Singulière mais aucunement renfermée sur elle-même, la philosophie des Grecs, un peuple de guerriers et de marchands, s’est nourrie d’influences orientales, tout comme elle a façonné l’Orient en retour, notamment avec les conquêtes d’Alexandre. Se battre contre les Perses n’empêchait pas d’écouter leurs chants sacrés. Des apparentements existaient entre vues du monde. Et si les Indo-européens avaient inventé, il y a trois millénaires, une philosophie de l’Eurasie ?

On dit généralement que la philosophie est née en Grèce. C’est exact pour la philosophie telle que nous la connaissons et la définissons. Car la philosophie ne vole pas dans le ciel des idées avec ses petites ailes. Elles existe pour un peuple, qui cherche des réponses à ses questions, sous un ciel et sur une terre qui ne sont pas de nulle part.

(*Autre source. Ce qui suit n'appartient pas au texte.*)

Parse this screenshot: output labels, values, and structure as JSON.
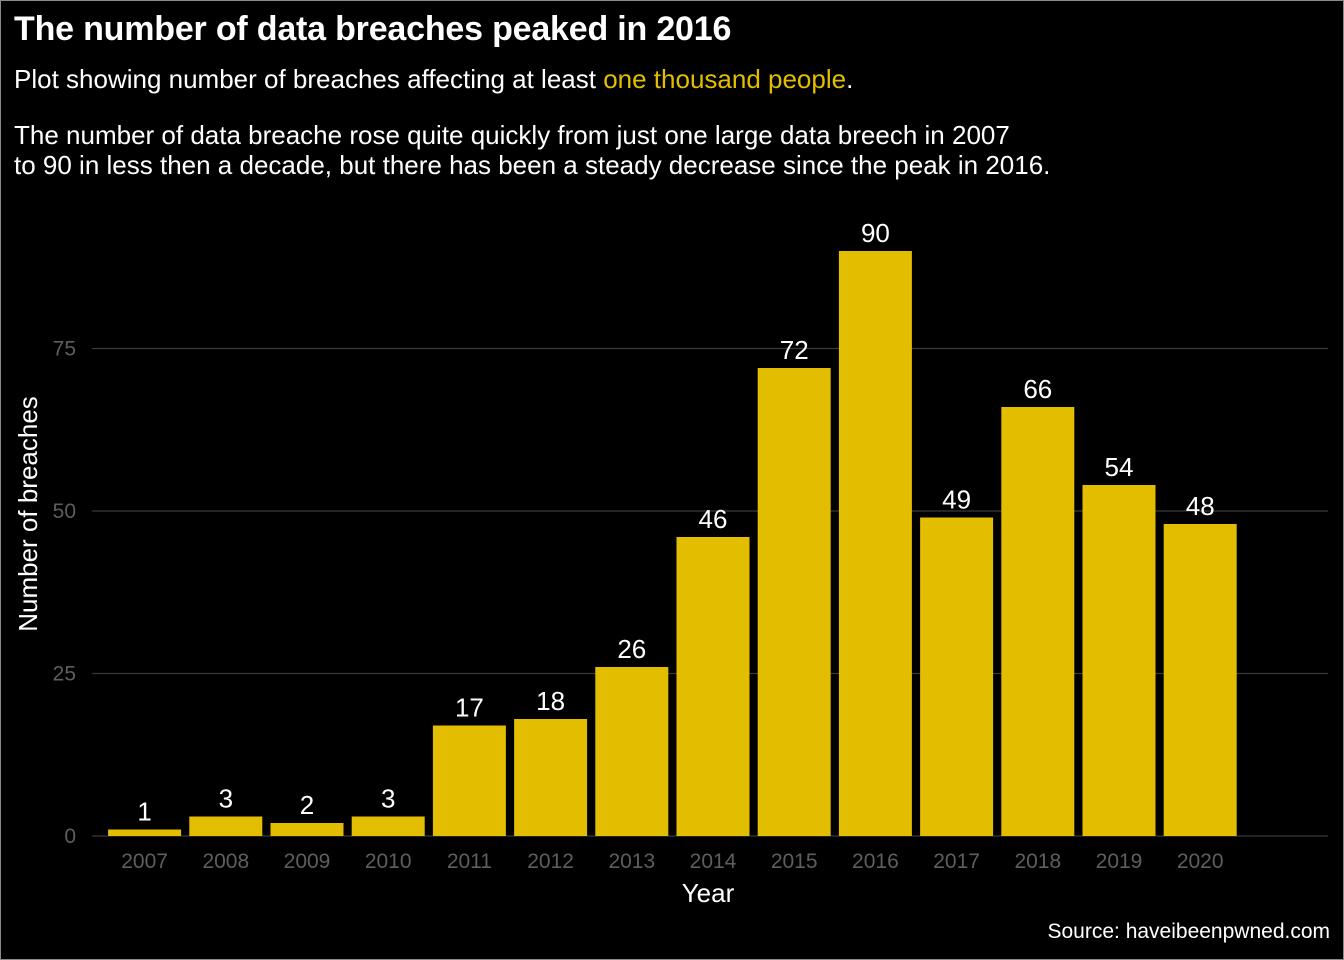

Chaque peuple vit et pense en fonction de sa terre et de son horizon. Mais il y a bien sûr des interférences entre les pensées des différents peuples.

Il a existé, ailleurs qu’en Europe, des pensées de l’origine, des pensées des causes premières, des pensées de la sagesse qui ne s’appellent pas toujours philosophie – amour de la sagesse étymologiquement –, mais recouvrent le même champ d’interrogations. Des pensées qui recherchent la « science des sciences » ou encore la « pensée de la pensée ». Des pensées qui veulent savoir ce que penser veut dire, en essayant de se situer toujours plus en amont des choses qui existent.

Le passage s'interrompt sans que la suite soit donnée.